- Pitcher
- Born: February 25, 1931 Valdosta, Georgia, U.S.
- Died: January 6, 1999 (aged 67) Gadsden, Alabama, U.S.
- Batted: RightThrew: Right

MLB debut
- August 26, 1952, for the Pittsburgh Pirates

Last MLB appearance
- September 12, 1952, for the Pittsburgh Pirates

MLB statistics
- Win–loss record: 0–0
- Earned run average: 3.38
- Innings pitched: 5+1⁄3
- Stats at Baseball Reference

Teams
- Pittsburgh Pirates (1952);

= Jim Dunn (pitcher) =

American baseball player (1931–1999)

James William Dunn (February 25, 1931 – January 6, 1999) — also known as Bill Dunn — was an American professional baseball player, a right-handed pitcher who worked in three Major League games, all in relief, for the Pittsburgh Pirates. Dunn stood 6 ft tall and weighed 185 lb. He graduated from Gadsden, Alabama, High School in 1949 and attended the University of Alabama.
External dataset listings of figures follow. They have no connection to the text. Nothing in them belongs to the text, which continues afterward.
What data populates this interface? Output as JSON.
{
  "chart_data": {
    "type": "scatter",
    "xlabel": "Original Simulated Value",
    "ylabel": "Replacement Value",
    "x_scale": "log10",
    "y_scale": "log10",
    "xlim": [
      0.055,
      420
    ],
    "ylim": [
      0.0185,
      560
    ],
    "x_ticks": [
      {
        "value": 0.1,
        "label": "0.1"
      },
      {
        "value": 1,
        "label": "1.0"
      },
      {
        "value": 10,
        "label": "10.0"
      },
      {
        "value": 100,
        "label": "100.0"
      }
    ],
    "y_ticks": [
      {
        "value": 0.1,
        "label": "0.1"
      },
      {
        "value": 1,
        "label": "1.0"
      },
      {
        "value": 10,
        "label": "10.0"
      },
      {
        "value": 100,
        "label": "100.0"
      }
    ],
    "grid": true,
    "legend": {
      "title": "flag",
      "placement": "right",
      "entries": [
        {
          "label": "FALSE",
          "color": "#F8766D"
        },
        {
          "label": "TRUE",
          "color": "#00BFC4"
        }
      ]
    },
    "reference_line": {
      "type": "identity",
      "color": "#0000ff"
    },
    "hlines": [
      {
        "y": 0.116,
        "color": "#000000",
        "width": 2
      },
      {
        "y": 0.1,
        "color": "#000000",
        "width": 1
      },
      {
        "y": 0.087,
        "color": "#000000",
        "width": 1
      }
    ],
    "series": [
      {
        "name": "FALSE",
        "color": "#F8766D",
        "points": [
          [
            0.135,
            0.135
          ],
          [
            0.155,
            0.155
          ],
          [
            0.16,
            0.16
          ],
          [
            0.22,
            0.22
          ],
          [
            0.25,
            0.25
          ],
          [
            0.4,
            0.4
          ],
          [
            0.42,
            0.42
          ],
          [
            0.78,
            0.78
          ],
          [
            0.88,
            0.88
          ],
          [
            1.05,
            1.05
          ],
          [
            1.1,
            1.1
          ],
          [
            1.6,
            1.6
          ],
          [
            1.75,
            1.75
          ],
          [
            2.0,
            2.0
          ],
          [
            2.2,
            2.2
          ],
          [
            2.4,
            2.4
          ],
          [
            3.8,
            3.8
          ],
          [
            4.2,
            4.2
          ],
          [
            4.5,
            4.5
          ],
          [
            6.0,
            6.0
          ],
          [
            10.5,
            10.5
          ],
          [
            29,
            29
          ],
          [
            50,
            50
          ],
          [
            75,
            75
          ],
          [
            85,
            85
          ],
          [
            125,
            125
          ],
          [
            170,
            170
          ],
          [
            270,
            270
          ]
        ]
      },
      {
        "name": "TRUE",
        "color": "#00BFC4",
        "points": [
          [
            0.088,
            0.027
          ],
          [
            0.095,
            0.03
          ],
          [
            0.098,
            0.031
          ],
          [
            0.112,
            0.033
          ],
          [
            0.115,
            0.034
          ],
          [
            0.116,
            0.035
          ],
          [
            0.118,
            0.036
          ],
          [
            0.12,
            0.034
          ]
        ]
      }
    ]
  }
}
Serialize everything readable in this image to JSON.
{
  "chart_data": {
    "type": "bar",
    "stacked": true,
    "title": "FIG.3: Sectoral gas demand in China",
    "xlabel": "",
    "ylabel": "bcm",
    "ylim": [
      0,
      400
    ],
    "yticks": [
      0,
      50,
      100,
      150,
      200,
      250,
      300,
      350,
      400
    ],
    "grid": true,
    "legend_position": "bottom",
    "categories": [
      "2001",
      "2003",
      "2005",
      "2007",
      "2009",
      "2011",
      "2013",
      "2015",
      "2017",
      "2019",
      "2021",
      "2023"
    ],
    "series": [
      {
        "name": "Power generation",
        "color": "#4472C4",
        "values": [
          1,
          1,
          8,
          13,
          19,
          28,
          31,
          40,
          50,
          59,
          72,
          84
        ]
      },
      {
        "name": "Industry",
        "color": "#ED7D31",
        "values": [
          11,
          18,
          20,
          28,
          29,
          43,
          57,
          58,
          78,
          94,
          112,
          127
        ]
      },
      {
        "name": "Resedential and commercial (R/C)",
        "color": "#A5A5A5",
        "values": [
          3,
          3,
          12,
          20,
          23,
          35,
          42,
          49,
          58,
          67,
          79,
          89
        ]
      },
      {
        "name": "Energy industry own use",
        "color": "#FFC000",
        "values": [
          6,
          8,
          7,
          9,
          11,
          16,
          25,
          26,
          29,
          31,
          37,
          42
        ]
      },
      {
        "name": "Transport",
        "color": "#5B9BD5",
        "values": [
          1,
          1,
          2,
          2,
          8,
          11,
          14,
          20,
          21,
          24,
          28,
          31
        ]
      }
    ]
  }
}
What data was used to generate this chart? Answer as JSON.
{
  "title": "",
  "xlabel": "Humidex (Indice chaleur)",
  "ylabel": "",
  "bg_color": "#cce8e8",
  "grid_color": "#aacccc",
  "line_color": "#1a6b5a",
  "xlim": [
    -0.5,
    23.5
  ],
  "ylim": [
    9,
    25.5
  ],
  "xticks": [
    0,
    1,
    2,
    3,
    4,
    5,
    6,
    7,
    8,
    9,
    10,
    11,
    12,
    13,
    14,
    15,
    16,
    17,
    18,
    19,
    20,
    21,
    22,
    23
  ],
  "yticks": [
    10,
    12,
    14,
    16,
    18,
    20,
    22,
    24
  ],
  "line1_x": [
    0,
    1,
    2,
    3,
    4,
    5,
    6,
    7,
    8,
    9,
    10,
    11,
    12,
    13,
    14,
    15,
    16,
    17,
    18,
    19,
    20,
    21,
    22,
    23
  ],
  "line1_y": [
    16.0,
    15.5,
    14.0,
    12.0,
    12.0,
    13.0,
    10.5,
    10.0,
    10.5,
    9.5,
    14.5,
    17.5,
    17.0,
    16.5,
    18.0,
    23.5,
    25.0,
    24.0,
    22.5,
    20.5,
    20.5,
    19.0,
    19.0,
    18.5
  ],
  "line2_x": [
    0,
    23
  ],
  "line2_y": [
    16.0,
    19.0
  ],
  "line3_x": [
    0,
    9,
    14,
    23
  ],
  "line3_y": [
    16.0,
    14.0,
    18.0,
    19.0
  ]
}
Dunn's professional career extended for nine seasons (1951–1959), spent in the Pirates' and Chicago Cubs' organizations. In his first two MLB appearances, August 26 and 28, 1952, he faced the defending National League champion New York Giants and pitched 3⅓ hitless, scoreless innings, with two strikeouts. In his final big league game, on September 12, he worked two innings and allowed two earned runs on four hits to the Boston Braves at Braves Field.

He spent the rest of his career in minor league baseball, winning 15 games for the Class C Billings Mustangs in 1955 in his finest season.